Politics & Law They Steal Babies, Don’t They?
In Adoption Trafficking, Excerpts by Adoptionland News
It’s taken 14 years and a lot of suffering by adoptive parents to get here—but in July 2014, a new United States law came into effect that requires all U.S. adoption agencies to be federally reviewed and accredited in order to help American families adopt children from other countries.
Sound obvious? It wasn’t. For years, international adoption was the Wild West, almost entirely beyond the reach of federal regulation. That’s because, for more than a century, the vast majority of adoptions took place domestically, usually arranged by religious or child welfare groups, overseen by individual states, which have traditionally been in charge of family law. But private and international adoption grew exponentially over the last several decades—and the federal government is only now catching up.

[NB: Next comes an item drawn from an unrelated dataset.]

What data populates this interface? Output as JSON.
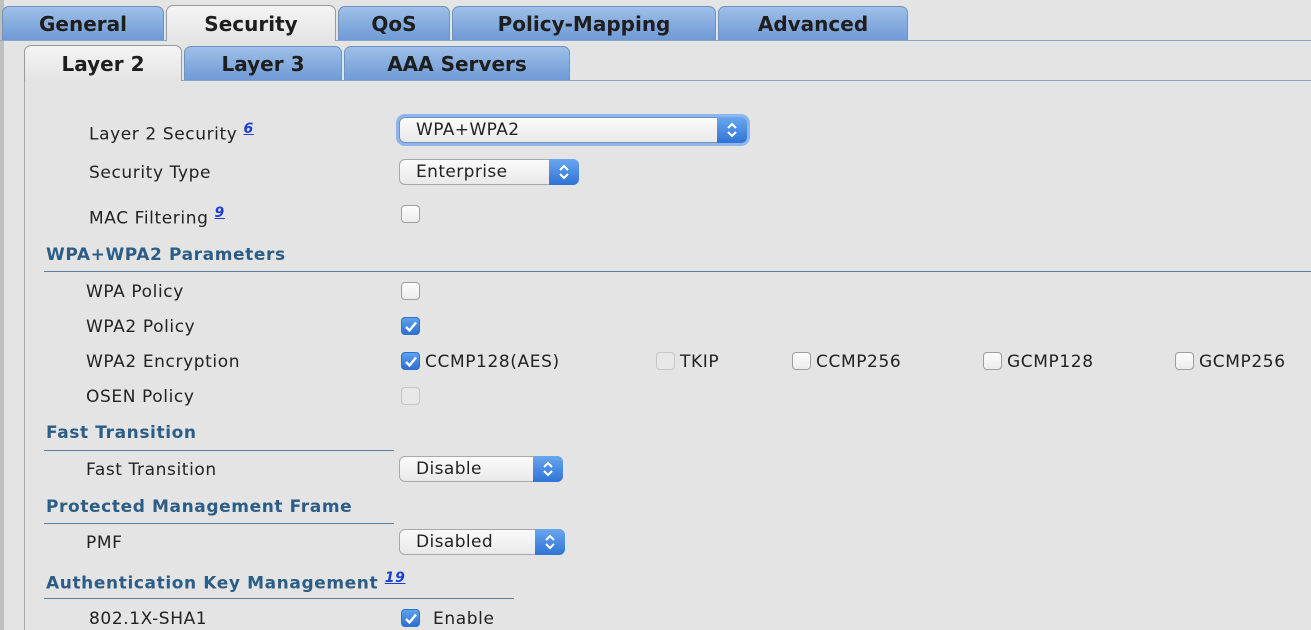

That regulatory lag means that scores of American adoption agencies were able to sell their services directly to hopeful parents on the principle of caveat emptor, with no direct federal oversight or regulation—working in countries that were far beyond the reach of their official state regulators. Americans trying to adopt from popular source countries like Russia, Guatemala, Vietnam, and Cambodia may not have realized it, but some agencies were sending money to poor countries in ways that induced fraud and corruption, leading the unscrupulous local “facilitators” to defraud, coerce, buy, and even abduct children from their birth families, for personal profit.

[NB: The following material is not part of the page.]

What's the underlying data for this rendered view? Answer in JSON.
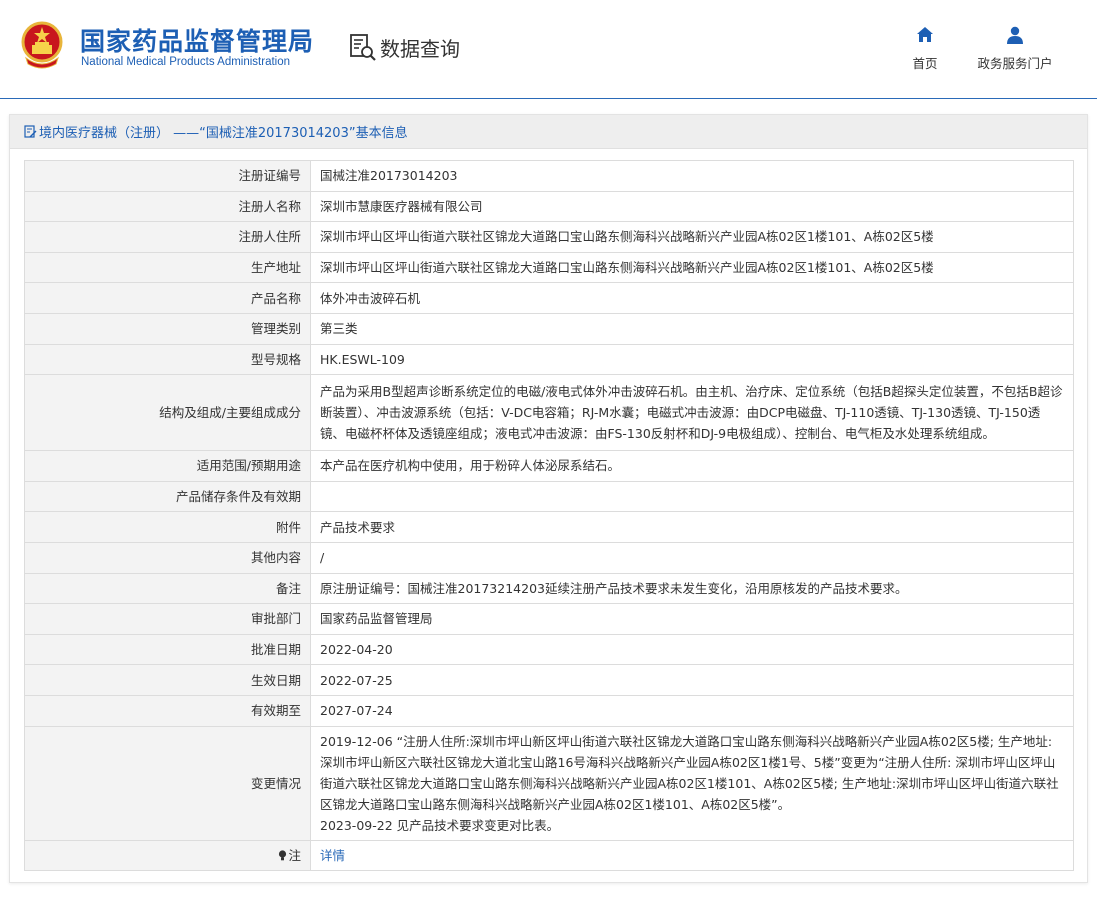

In the case of inter-country adoptions, far too often, orphans were “produced” by unscrupulous middlemen who would persuade desperately poor, uneducated, often illiterate villagers whose culture had no concept of permanently severing biological ties to send their children away.
Of course, some agencies operated according to the highest ethical standards—but not all. And neither hopeful parents nor state governments were in a position to figure out which agencies were which. One country after another became an adoption hot spot, as a healthy and necessary adoption program for truly needy children became too popular—and locals would figure out how much money could be made by “finding” (or creating) “orphans.” And the U.S. government had no tools, or inadequate tools, with which to separate the truly humanitarian adoptions from the illicit trade. Prompted in part by the Schuster Institute for Investigative Journalism’s articles on this subject, Congress finally passed a law closing important regulatory loopholes, which President Obama signed on January 1, 2012.
The new U.S. law, the Universal Accreditation Act of 2012, came into effect very late for Ethiopia, one of the most recent adoption hot spots. Because the Schuster Institute has been reporting on the problem of fraud and corruption in international adoption since 2008, we had previously heard that Ethiopia was shot through with problems. The number of children adopted each year had spiked dangerously, from 165 in 2001 to 2,511 in 2010, an exponential increase. And so, in 2010, we submitted a Freedom of Information Act request, asking the U.S. State Department for any documents from the U.S. Embassy in Addis Ababa that mentioned adoptions from 2000 onward.
It took four years to get an answer—but here’s what we found.*
WHAT WILL BECOME OF THE AIDS ORPHANS?
“What Will Become of Africa’s AIDS Orphans?” read the headline on the New York Times Magazine’s December 22, 2002, cover story. The article, by reporter Melissa Fay Greene, told the story of a group of orphans in Ethiopia whose parents had died of AIDS, and who had been rejected by their extended families and communities because of the stigma attached to the disease that killed their parents. The children were living in Layla House, an orphanage in Addis Ababa run by an American adoption agency, Adoption Advocates International. Greene wrote that an estimated “million” Ethiopian children were AIDS orphans, “most of whom end up living on the streets,” and quoted others predicting that most of them would become domestic servants—slaves, really—or child prostitutes.